Context & Decoding

Two mechanics govern day-to-day LLM work: how the model reads input (tokens and context) and how it chooses output (decoding). Both directly drive cost, latency, and quality.

Tokens

LLMs don’t see characters or words — they see tokens, chunks of text from a fixed vocabulary. A token is roughly ¾ of an English word.

"Engineering with LLMs is practical."
 ["Engineering", " with", " LL", "Ms", " is", " practical", "."]   -> 7 tokens

Tokens are the unit of everything:

Billing — APIs charge per input token and per output token, at different rates.
Limits — context windows and output caps are measured in tokens.
Latency — output tokens are generated one at a time, so response time scales with output length.

Rule of thumb: ~4 characters per token, or ~750 words per 1,000 tokens. Code and non-English text tokenize less efficiently.

The context window

The context window is the maximum number of tokens the model can consider at once — input plus output combined. Modern models range from tens of thousands to over a million tokens.

Everything the model “knows” in a request must fit here: system prompt, instructions, conversation history, retrieved documents, and the room left for its answer. The context window is a budget you actively manage.

Embeddings

An embedding is a different use of these models: instead of generating text, an embedding model converts text into a fixed-length vector — a list of numbers (often 768–3072 of them) — that captures meaning.

The key property: semantically similar text produces nearby vectors. “How do I reset my password?” and “I forgot my login credentials” land close together even with no shared words. This is the foundation of vector search and RAG — covered in depth there.

Decoding parameters

After the model produces next-token probabilities, decoding picks the actual token. You control this with parameters on every API call.

Temperature

Scales how much randomness is allowed.

temperature = 0 — near-deterministic; always take the most likely token. Use for extraction, classification, structured output, anything factual.
temperature ≈ 0.7 — balanced; the default for chat and general use.
temperature ≈ 1.0+ — high variety; use for brainstorming and creative drafting.

Top-p (nucleus sampling)

Restricts choices to the smallest set of tokens whose probabilities sum to p. top_p = 0.9 ignores the unlikely long tail. Usually tune either temperature or top-p, not both.

Max tokens

A hard cap on output length. Set it deliberately: it bounds cost and latency, but set too low it will truncate a response mid-sentence.

Stop sequences

Strings that halt generation when produced — useful for cutting output at a known boundary.

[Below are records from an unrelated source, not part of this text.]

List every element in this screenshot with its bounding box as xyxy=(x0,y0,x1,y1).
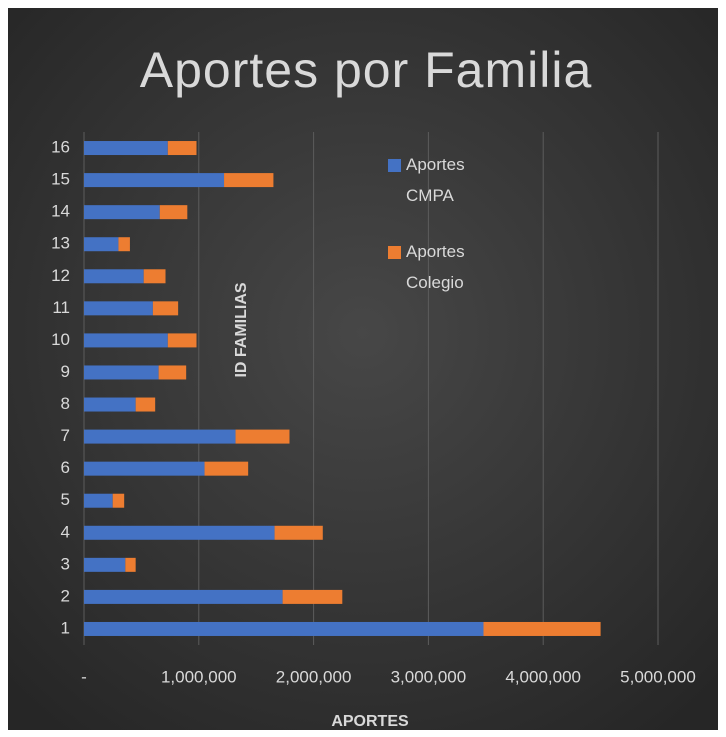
x-tick-label: 2,000,000 xyxy=(276,667,352,686)
bar-segment xyxy=(167,333,197,348)
bar-segment xyxy=(84,301,153,316)
legend-label: Aportes CMPA xyxy=(406,155,465,205)
bar-segment xyxy=(483,621,601,636)
bar-segment xyxy=(282,589,343,604)
x-tick-label: 1,000,000 xyxy=(161,667,237,686)
y-tick-label: 6 xyxy=(61,458,70,477)
bar-segment xyxy=(84,237,119,252)
x-tick-label: 5,000,000 xyxy=(620,667,696,686)
bar-segment xyxy=(274,525,323,540)
bar-segment xyxy=(167,141,197,156)
bar-segment xyxy=(224,173,274,188)
x-tick-label: 3,000,000 xyxy=(391,667,467,686)
bar-segment xyxy=(235,429,290,444)
x-tick-label: - xyxy=(81,667,87,686)
bar-segment xyxy=(84,205,160,220)
bar-segment xyxy=(84,397,136,412)
bar-segment xyxy=(84,333,168,348)
y-tick-label: 11 xyxy=(52,298,70,317)
bar-segment xyxy=(84,493,113,508)
x-tick-label: 4,000,000 xyxy=(505,667,581,686)
y-tick-label: 9 xyxy=(61,362,70,381)
bar-segment xyxy=(135,397,156,412)
y-tick-label: 1 xyxy=(61,618,70,637)
y-tick-label: 12 xyxy=(51,266,70,285)
bar-segment xyxy=(159,205,188,220)
bar-segment xyxy=(84,589,283,604)
bar-segment xyxy=(84,621,484,636)
y-axis-title: ID FAMILIAS xyxy=(233,282,250,377)
y-tick-label: 16 xyxy=(51,138,70,157)
bar-segment xyxy=(152,301,179,316)
y-tick-label: 10 xyxy=(51,330,70,349)
bar-segment xyxy=(84,365,159,380)
y-tick-label: 8 xyxy=(61,394,70,413)
y-tick-label: 5 xyxy=(61,490,70,509)
bar-segment xyxy=(84,173,225,188)
legend-swatch xyxy=(388,159,401,172)
bar-segment xyxy=(84,557,126,572)
legend-label: Aportes Colegio xyxy=(406,242,465,292)
y-tick-label: 14 xyxy=(51,202,70,221)
chart-title: Aportes por Familia xyxy=(140,42,593,98)
bar-segment xyxy=(125,557,136,572)
bar-segment xyxy=(158,365,187,380)
y-tick-label: 15 xyxy=(51,170,70,189)
bar-segment xyxy=(143,269,166,284)
bar-segment xyxy=(112,493,125,508)
y-tick-label: 13 xyxy=(51,234,70,253)
y-tick-label: 3 xyxy=(61,554,70,573)
y-tick-label: 2 xyxy=(61,586,70,605)
legend-swatch xyxy=(388,246,401,259)
bar-segment xyxy=(118,237,130,252)
y-tick-label: 7 xyxy=(61,426,70,445)
bar-segment xyxy=(84,269,144,284)
bar-segment xyxy=(84,429,236,444)
y-tick-label: 4 xyxy=(61,522,70,541)
x-axis-title: APORTES xyxy=(331,713,409,730)
bar-segment xyxy=(204,461,249,476)
bar-segment xyxy=(84,141,168,156)
bar-segment xyxy=(84,461,205,476)
bar-segment xyxy=(84,525,275,540)
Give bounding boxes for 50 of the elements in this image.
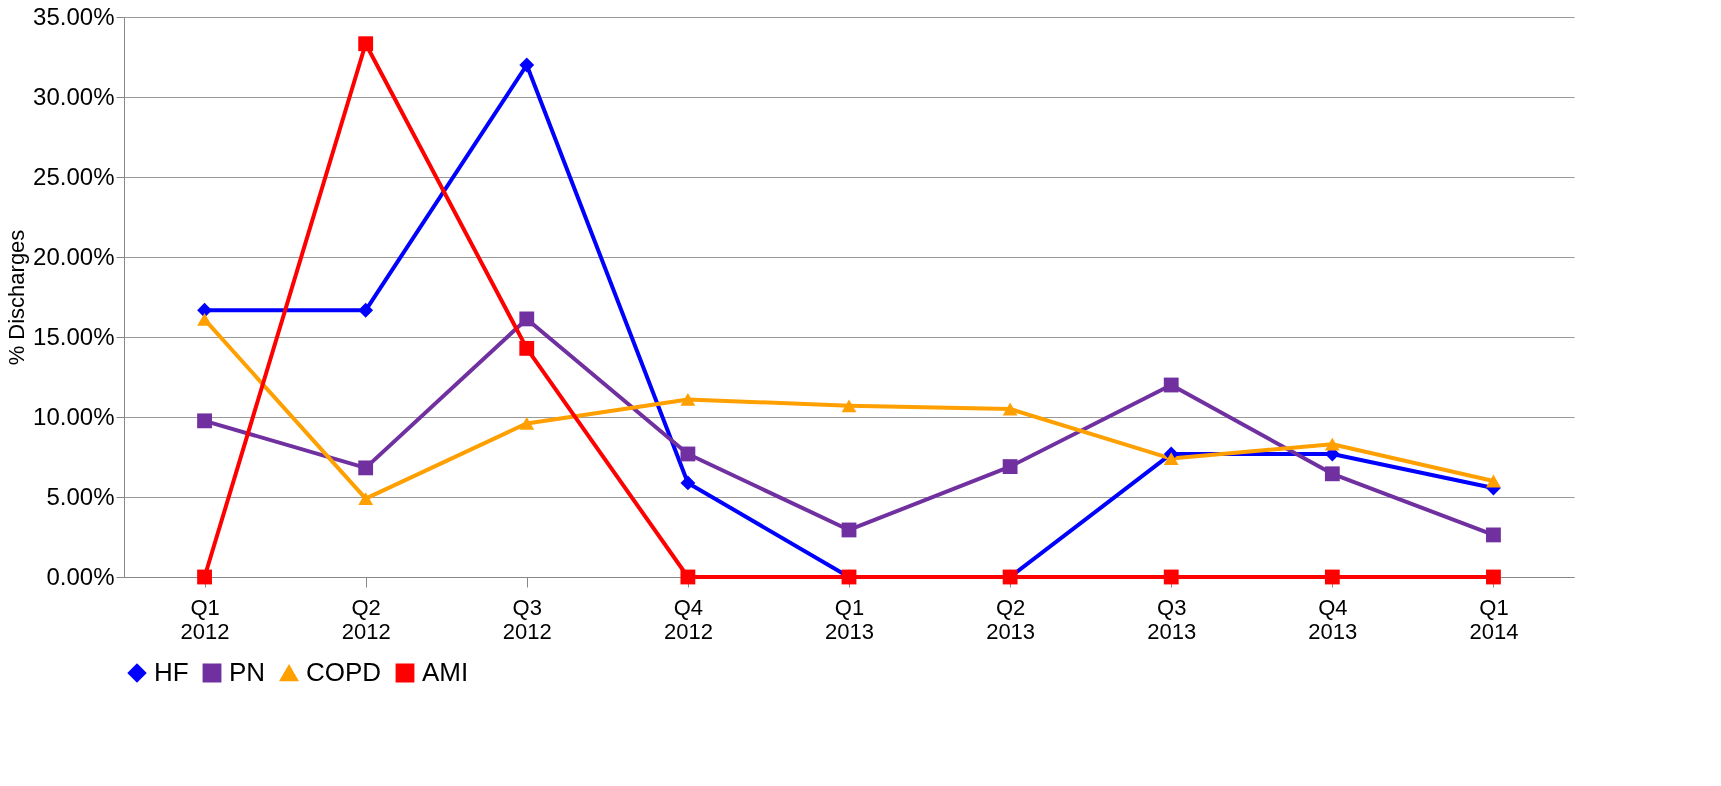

response = client.chat.completions.create(
    model="gpt-4o",
    messages=[{"role": "user", "content": "Extract the order ID."}],
    temperature=0,        # deterministic — this is an extraction task
    max_tokens=50,        # the answer is short; cap cost and latency
)

Task	Temperature	Why
Data extraction / classification	0	Want the same answer every time
Q&A over documents	0 – 0.3	Faithful, low-variance
Conversational assistant	0.7	Natural without being chaotic
Brainstorming / creative writing	0.9 – 1.2	Variety is the goal

Key takeaways

Tokens are the universal unit — of billing, limits, and latency; budget about four characters each. The context window holds input and output together and must be curated, not flooded. Embeddings turn text into meaning-vectors and power retrieval. Decoding parameters are real controls: use temperature 0 for factual and structured tasks, higher for creative ones, and always set max_tokens on purpose.